Hungarian lard: recipe with double salting
In this recipe of the USSR, lard in Hungarian, salt is changed twice.Cooking will take much longer - up to 17 days, but the bacon will turn out to be very tasty and spicy.
Ingredients:
- fat - 1 kg;
- salt - 500 g;
- ground sweet paprika - 50 g;
- ground spicy paprika - 20 g;
- garlic - 1 head.
Step-by-step description of cooking:
- Salt is sprinkled with salt, wrapped in parchment and placed in the refrigerator for several days.
- After the specified time, the bacon is removed and cleaned of salt. Then it is rubbed with new salt again, wrapped and sent to the refrigerator for three days.
- For bacon, two pickles are enough, but if desired, the salt can be changed up to 7 times.
- Garlic is peeled, finely chopped and mixed with two types of paprika.
- The bacon is rubbed with the resulting mixture. Then it is wrapped in paper again and cooled in the refrigerator for up to three days.
Storage rules
Fresh lard spoils very quickly, salting significantly increases its shelf life. It is best to keep the food in the freezer.

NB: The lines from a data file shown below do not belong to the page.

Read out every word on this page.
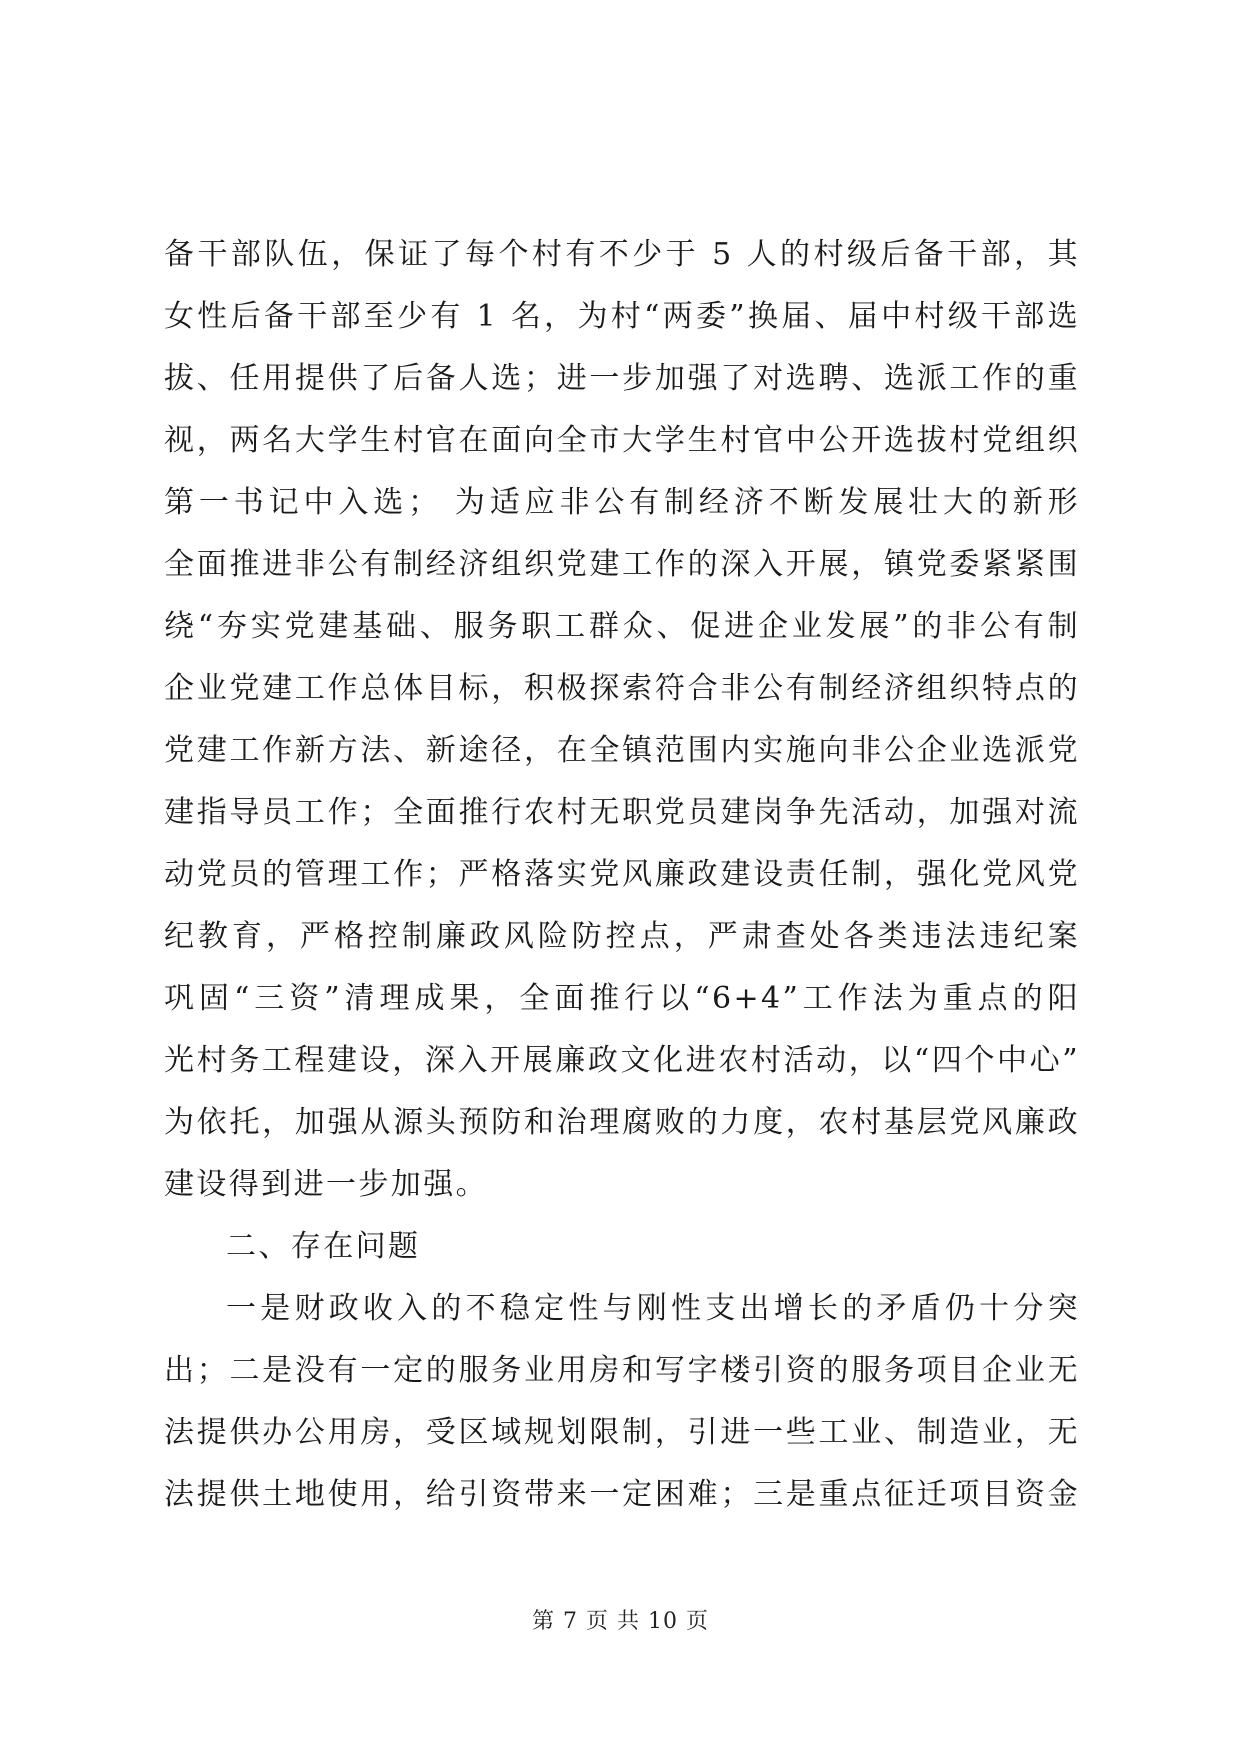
备干部队伍，保证了每个村有不少于 5 人的村级后备干部，其
女性后备干部至少有 1 名，为村“两委”换届、届中村级干部选
拔、任用提供了后备人选；进一步加强了对选聘、选派工作的重
视，两名大学生村官在面向全市大学生村官中公开选拔村党组织
第一书记中入选； 为适应非公有制经济不断发展壮大的新形
全面推进非公有制经济组织党建工作的深入开展，镇党委紧紧围
绕“夯实党建基础、服务职工群众、促进企业发展”的非公有制
企业党建工作总体目标，积极探索符合非公有制经济组织特点的
党建工作新方法、新途径，在全镇范围内实施向非公企业选派党
建指导员工作；全面推行农村无职党员建岗争先活动，加强对流
动党员的管理工作；严格落实党风廉政建设责任制，强化党风党
纪教育，严格控制廉政风险防控点，严肃查处各类违法违纪案
巩固“三资”清理成果，全面推行以“6+4”工作法为重点的阳
光村务工程建设，深入开展廉政文化进农村活动，以“四个中心”
为依托，加强从源头预防和治理腐败的力度，农村基层党风廉政
建设得到进一步加强。
二、存在问题
一是财政收入的不稳定性与刚性支出增长的矛盾仍十分突
出；二是没有一定的服务业用房和写字楼引资的服务项目企业无
法提供办公用房，受区域规划限制，引进一些工业、制造业，无
法提供土地使用，给引资带来一定困难；三是重点征迁项目资金
第 7 页 共 10 页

In such conditions, it will retain its taste for more than a year. In addition, frozen bacon is much more convenient to cut.

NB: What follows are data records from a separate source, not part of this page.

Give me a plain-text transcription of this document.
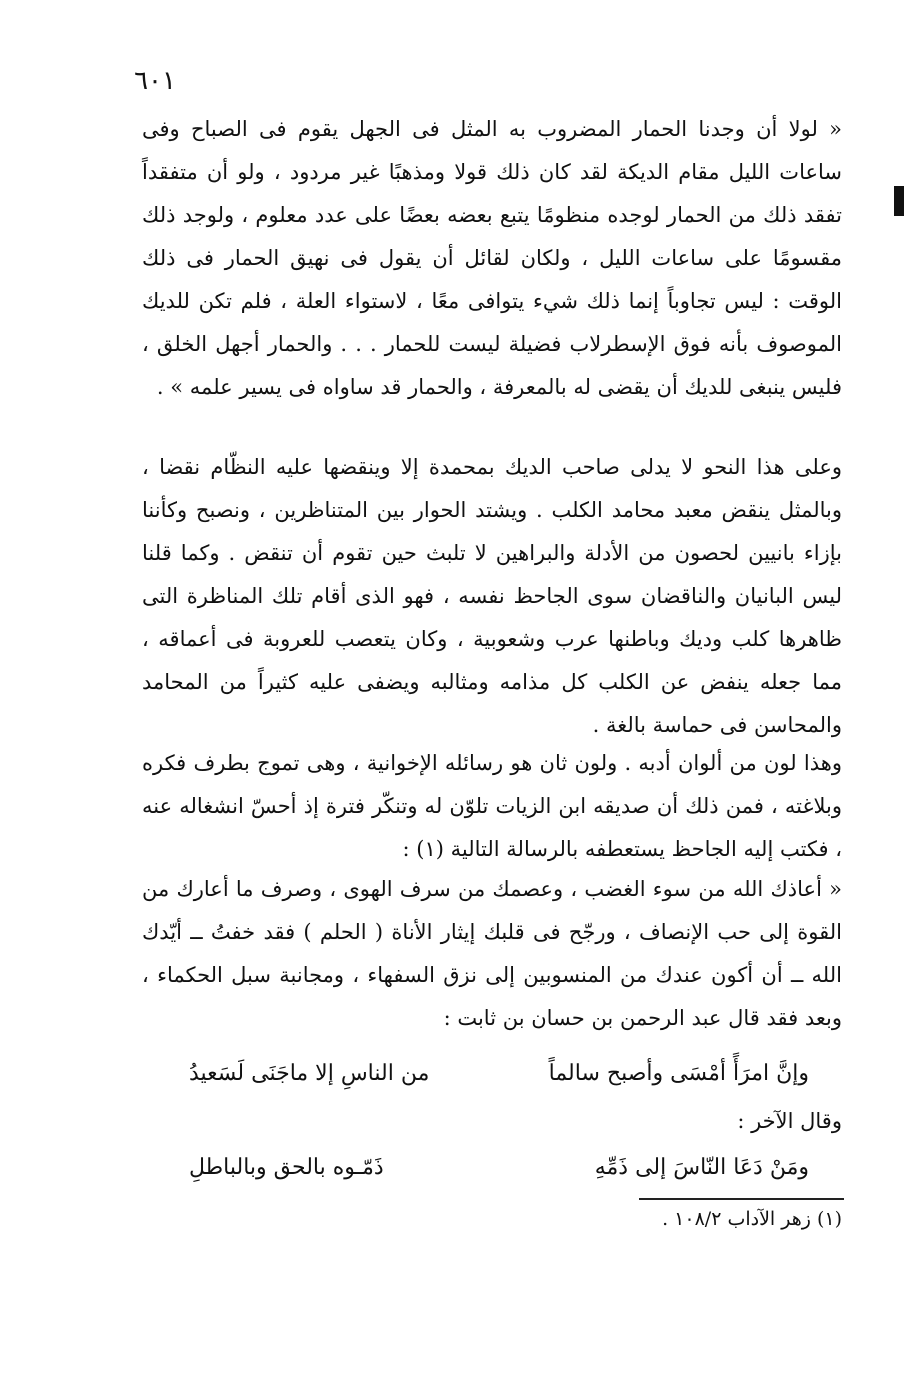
٦٠١

« لولا أن وجدنا الحمار المضروب به المثل فى الجهل يقوم فى الصباح وفى ساعات الليل مقام الديكة لقد كان ذلك قولا ومذهبًا غير مردود ، ولو أن متفقداً تفقد ذلك من الحمار لوجده منظومًا يتبع بعضه بعضًا على عدد معلوم ، ولوجد ذلك مقسومًا على ساعات الليل ، ولكان لقائل أن يقول فى نهيق الحمار فى ذلك الوقت : ليس تجاوباً إنما ذلك شيء يتوافى معًا ، لاستواء العلة ، فلم تكن للديك الموصوف بأنه فوق الإسطرلاب فضيلة ليست للحمار . . . والحمار أجهل الخلق ، فليس ينبغى للديك أن يقضى له بالمعرفة ، والحمار قد ساواه فى يسير علمه » .

وعلى هذا النحو لا يدلى صاحب الديك بمحمدة إلا وينقضها عليه النظّام نقضا ، وبالمثل ينقض معبد محامد الكلب . ويشتد الحوار بين المتناظرين ، ونصبح وكأننا بإزاء بانيين لحصون من الأدلة والبراهين لا تلبث حين تقوم أن تنقض . وكما قلنا ليس البانيان والناقضان سوى الجاحظ نفسه ، فهو الذى أقام تلك المناظرة التى ظاهرها كلب وديك وباطنها عرب وشعوبية ، وكان يتعصب للعروبة فى أعماقه ، مما جعله ينفض عن الكلب كل مذامه ومثالبه ويضفى عليه كثيراً من المحامد والمحاسن فى حماسة بالغة .

وهذا لون من ألوان أدبه . ولون ثان هو رسائله الإخوانية ، وهى تموج بطرف فكره وبلاغته ، فمن ذلك أن صديقه ابن الزيات تلوّن له وتنكّر فترة إذ أحسّ انشغاله عنه ، فكتب إليه الجاحظ يستعطفه بالرسالة التالية (١) :

« أعاذك الله من سوء الغضب ، وعصمك من سرف الهوى ، وصرف ما أعارك من القوة إلى حب الإنصاف ، ورجّح فى قلبك إيثار الأناة ( الحلم ) فقد خفتُ ــ أيّدك الله ــ أن أكون عندك من المنسوبين إلى نزق السفهاء ، ومجانبة سبل الحكماء ، وبعد فقد قال عبد الرحمن بن حسان بن ثابت :

وإنَّ امرَأً أمْسَى وأصبح سالماً
من الناسِ إلا ماجَنَى لَسَعيدُ

وقال الآخر :

ومَنْ دَعَا النّاسَ إلى ذَمِّهِ
ذَمّـوه بالحق وبالباطلِ
(١) زهر الآداب ١٠٨/٢ .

Pieces of bacon should not be stored next to each other - this will deteriorate faster. To preserve all the qualities of the product, each piece is individually wrapped with paper or foil. The freezer temperature must be at least -10 degrees Celsius.
Many people think that salted lard can be stored in any conditions. However, this is nothing more than a myth. Fat left in a bright place at room temperature will quickly deteriorate and lose its qualities.
Another way to store it is in the refrigerator. Parts of the bacon are wrapped in paper, cling film or foil and stored for no more than a month.
If necessary, you can take a snack with you on the road. Instead of a plastic bag, it is wrapped in foil, and then in 2-3 layers of paper.
Conclusion
Hungarian lard at home is a popular snack that any housewife can make. Self-prepared bacon turns out to be much tastier than store-bought.